Much has been made of the healing power of sports, and it's no surprise that people use athletics to aid them on their road to recovery from serious trauma.
One Virginia man has taken this to another level, bowling a perfect game, despite using a wheelchair.
After severing his spine in a car accident in 1990, George Holscher turned to sports to help cope with his new circumstances. He picked up wheelchair basketball, tennis, and billiards before settling on bowling, The Virginian-Pilot reports. Focusing on athletics helped him deal with being paralyzed from the waist-down and gave him the confidence to move on with his life.
"When my doctor told me I'd never walk again, that was the worst five minutes of my life," Holscher said. "And that's about as long as I let it last."
As The Virginina-Pilot points out, bowling without the use of his legs forced Holscher to compensate with his arm strength.

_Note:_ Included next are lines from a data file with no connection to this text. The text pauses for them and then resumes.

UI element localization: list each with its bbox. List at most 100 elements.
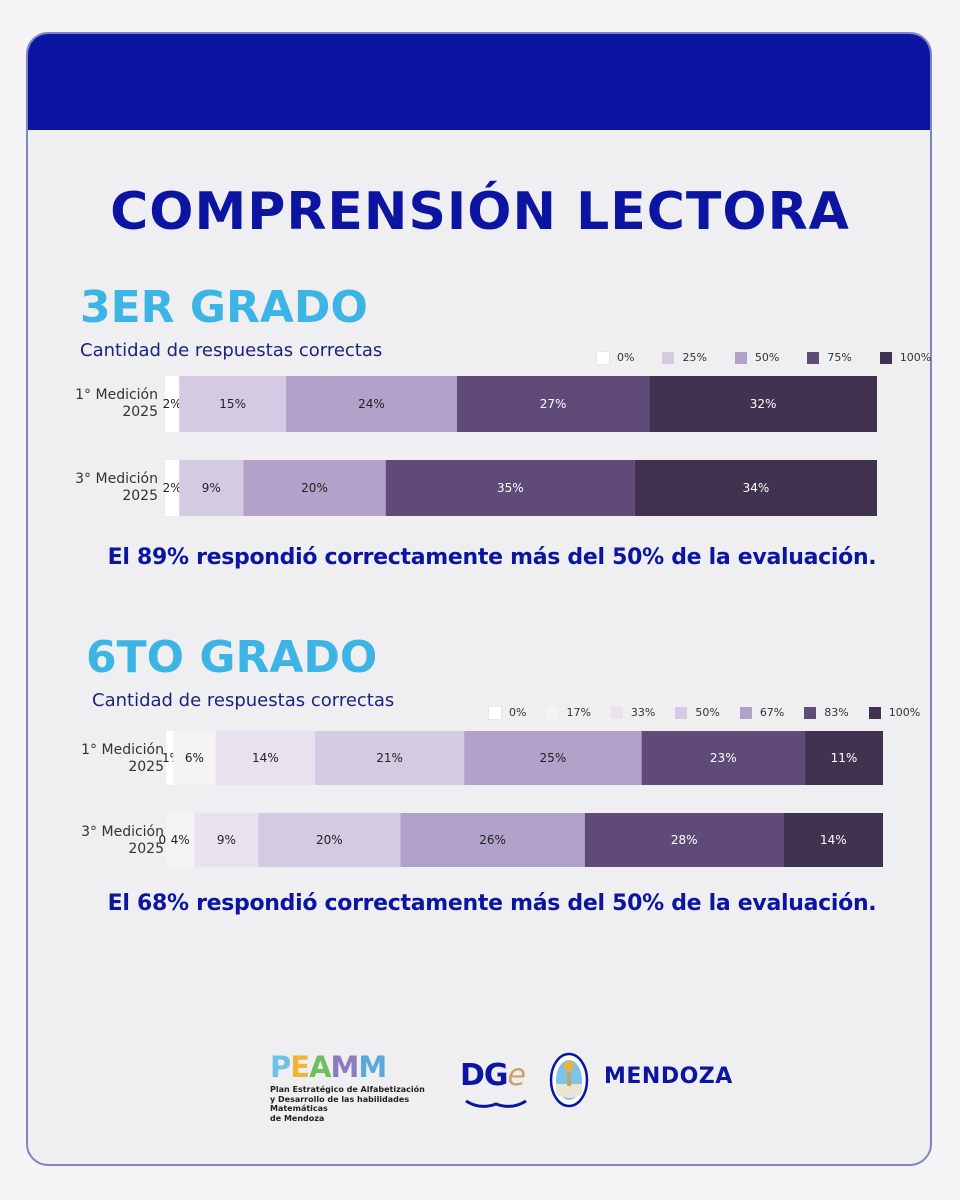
legend-item: 67% (739, 706, 785, 719)
legend-label: 50% (754, 351, 780, 364)
row-label-line: 2025 (128, 841, 164, 857)
peamm-caption: Plan Estratégico de Alfabetización y Des… (270, 1085, 460, 1123)
bar-data-label: 9% (217, 833, 236, 847)
bar-data-label: 35% (497, 481, 524, 495)
bar-data-label: 11% (831, 751, 858, 765)
section-title-6to-grado: 6TO GRADO (86, 632, 378, 683)
bar-data-label: 14% (252, 751, 279, 765)
legend-swatch (739, 706, 752, 719)
bar-segment (783, 813, 883, 867)
bar-segment (385, 460, 635, 516)
peamm-letter: M (330, 1050, 360, 1084)
bar-data-label: 6% (185, 751, 204, 765)
bar-data-label: 2% (163, 397, 182, 411)
legend-label: 100% (899, 351, 932, 364)
legend-swatch (804, 706, 817, 719)
bar-data-label: 14% (820, 833, 847, 847)
legend-label: 25% (682, 351, 707, 364)
row-label-1-medicion: 1° Medición 2025 (8, 387, 158, 421)
section-title-3er-grado: 3ER GRADO (80, 282, 368, 333)
mendoza-wordmark: MENDOZA (604, 1064, 733, 1089)
card (26, 32, 932, 1166)
bar-segment (165, 460, 180, 516)
bar-data-label: 20% (301, 481, 328, 495)
mendoza-coat-of-arms-icon (549, 1052, 589, 1108)
legend-label: 100% (888, 706, 921, 719)
legend-item: 50% (734, 351, 780, 364)
bar-data-label: 9% (202, 481, 221, 495)
legend-label: 0% (617, 351, 635, 364)
bar-segment (584, 813, 784, 867)
bar-data-label: 2% (163, 481, 182, 495)
bar-data-label: 32% (750, 397, 777, 411)
row-label-line: 2025 (128, 759, 164, 775)
bar-segment (258, 813, 401, 867)
legend-label: 50% (695, 706, 720, 719)
legend-swatch (662, 351, 675, 364)
legend-item: 17% (546, 706, 591, 719)
row-label-line: 1° Medición (75, 387, 158, 403)
legend-3er-grado: 0% 25% 50% 75% 100% (596, 350, 959, 365)
row-label-line: 3° Medición (81, 824, 164, 840)
bar-segment (173, 731, 216, 785)
chart-subtitle-6to-grado: Cantidad de respuestas correctas (92, 690, 395, 711)
peamm-letter: P (270, 1050, 291, 1084)
bar-data-label: 26% (479, 833, 506, 847)
bar-segment (179, 460, 244, 516)
legend-swatch (807, 351, 820, 364)
legend-item: 100% (868, 706, 921, 719)
row-label-line: 3° Medición (75, 471, 158, 487)
peamm-caption-line: y Desarrollo de las habilidades Matemáti… (270, 1094, 410, 1114)
bar-segment (634, 460, 877, 516)
legend-swatch (734, 351, 747, 364)
peamm-caption-line: Plan Estratégico de Alfabetización (270, 1085, 425, 1094)
legend-item: 0% (488, 705, 527, 720)
chart-subtitle-3er-grado: Cantidad de respuestas correctas (80, 340, 383, 361)
legend-swatch (610, 706, 623, 719)
bar-segment (179, 376, 287, 432)
peamm-letter: E (290, 1050, 310, 1084)
bar-data-label: 23% (710, 751, 737, 765)
bar-data-label: 24% (358, 397, 385, 411)
bar-data-label: 15% (219, 397, 246, 411)
row-label-1-medicion: 1° Medición 2025 (14, 742, 164, 776)
legend-label: 75% (827, 351, 852, 364)
legend-label: 83% (824, 706, 849, 719)
legend-item: 0% (596, 350, 635, 365)
bar-segment (166, 731, 174, 785)
bar-segment (464, 731, 642, 785)
legend-label: 33% (630, 706, 656, 719)
row-label-3-medicion: 3° Medición 2025 (8, 471, 158, 505)
legend-swatch (675, 706, 688, 719)
legend-swatch (868, 706, 881, 719)
legend-item: 75% (807, 351, 852, 364)
peamm-caption-line: de Mendoza (270, 1113, 325, 1123)
stacked-bar-chart-6to-grado: 1%6%14%21%25%23%11%0%4%9%20%26%28%14% (158, 731, 883, 867)
bar-segment (456, 376, 650, 432)
row-label-line: 2025 (122, 488, 158, 504)
bar-segment (166, 813, 195, 867)
legend-label: 0% (509, 706, 527, 719)
legend-item: 83% (804, 706, 849, 719)
stacked-bar-chart-3er-grado: 2% 15% 24% 27% 32% 2% 9% 20% 35% 34% (163, 376, 877, 516)
bar-segment (804, 731, 883, 785)
legend-swatch (546, 706, 559, 719)
summary-6to-grado: El 68% respondió correctamente más del 5… (107, 891, 877, 916)
bar-segment (315, 731, 465, 785)
bar-segment (400, 813, 585, 867)
header-band (28, 34, 930, 130)
row-label-line: 1° Medición (81, 742, 164, 758)
legend-label: 67% (759, 706, 785, 719)
bar-data-label: 20% (316, 833, 343, 847)
bar-segment (649, 376, 877, 432)
legend-swatch (879, 351, 892, 364)
bar-segment (286, 376, 457, 432)
bar-data-label: 27% (540, 397, 567, 411)
peamm-letter: A (309, 1050, 331, 1084)
bar-segment (215, 731, 316, 785)
page-title: COMPRENSIÓN LECTORA (110, 182, 850, 242)
dge-e-letter: e (507, 1058, 526, 1093)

In the years since his accident, he worked tirelessly on improving his average score from 72 to 192, culminating in his victory in the 2009 American Wheelchair Bowlers Association National Championship. As if that weren't inspiring enough, Holscher achieved the most elusive feat in bowling last month, throwing a perfect 300 at Virginia Beach's Indian River Lanes on Nov. 26.
This is only the second perfect game bowled by a disabled person; the first occurred in May at the hands of Shawn Beam, according to the AWBA.
After making history, Beam spoke about the unique aspects of bowling that help disabled persons focus on their abilities and instill the confidence to compete on the same level as the able-bodied.
"There are not a lot of sports for people in wheelchairs where you can feel like you can compete on the same playing field as everyone else, and that has always been the big draw for me," Beam was quoted as saying in a press release. "I've never let my chair keep me from doing what I want to do. Wheelchair basketball guys will never be in the NBA, but you can compete with anyone in bowling."
Players with other disabilities have also been able to bowl perfect games.
In 2008, for example, the Storm Lake Times reported on a 78-year-old visually impaired World War II veteran who bowled a 300 in Alta, Iowa.
“When I got to the tenth frame, I said ‘Lord, let me throw three more good balls.’ When I did, people on other teams were yelling and cheering. A few guys were hugging me and almost broke my skinny bones," Dale Davis told the newspaper. According to the report, the veteran lost most of his eyesight to macular degeneration several years back.
PHOTO of George Holscher:
George Holscher heaves his bowling ball down an alley at Indian River Lanes in Virginia Beach on Nov. 28, where he bowled a perfect 300. He is the second man in history to bowl a 300 from a wheelchair.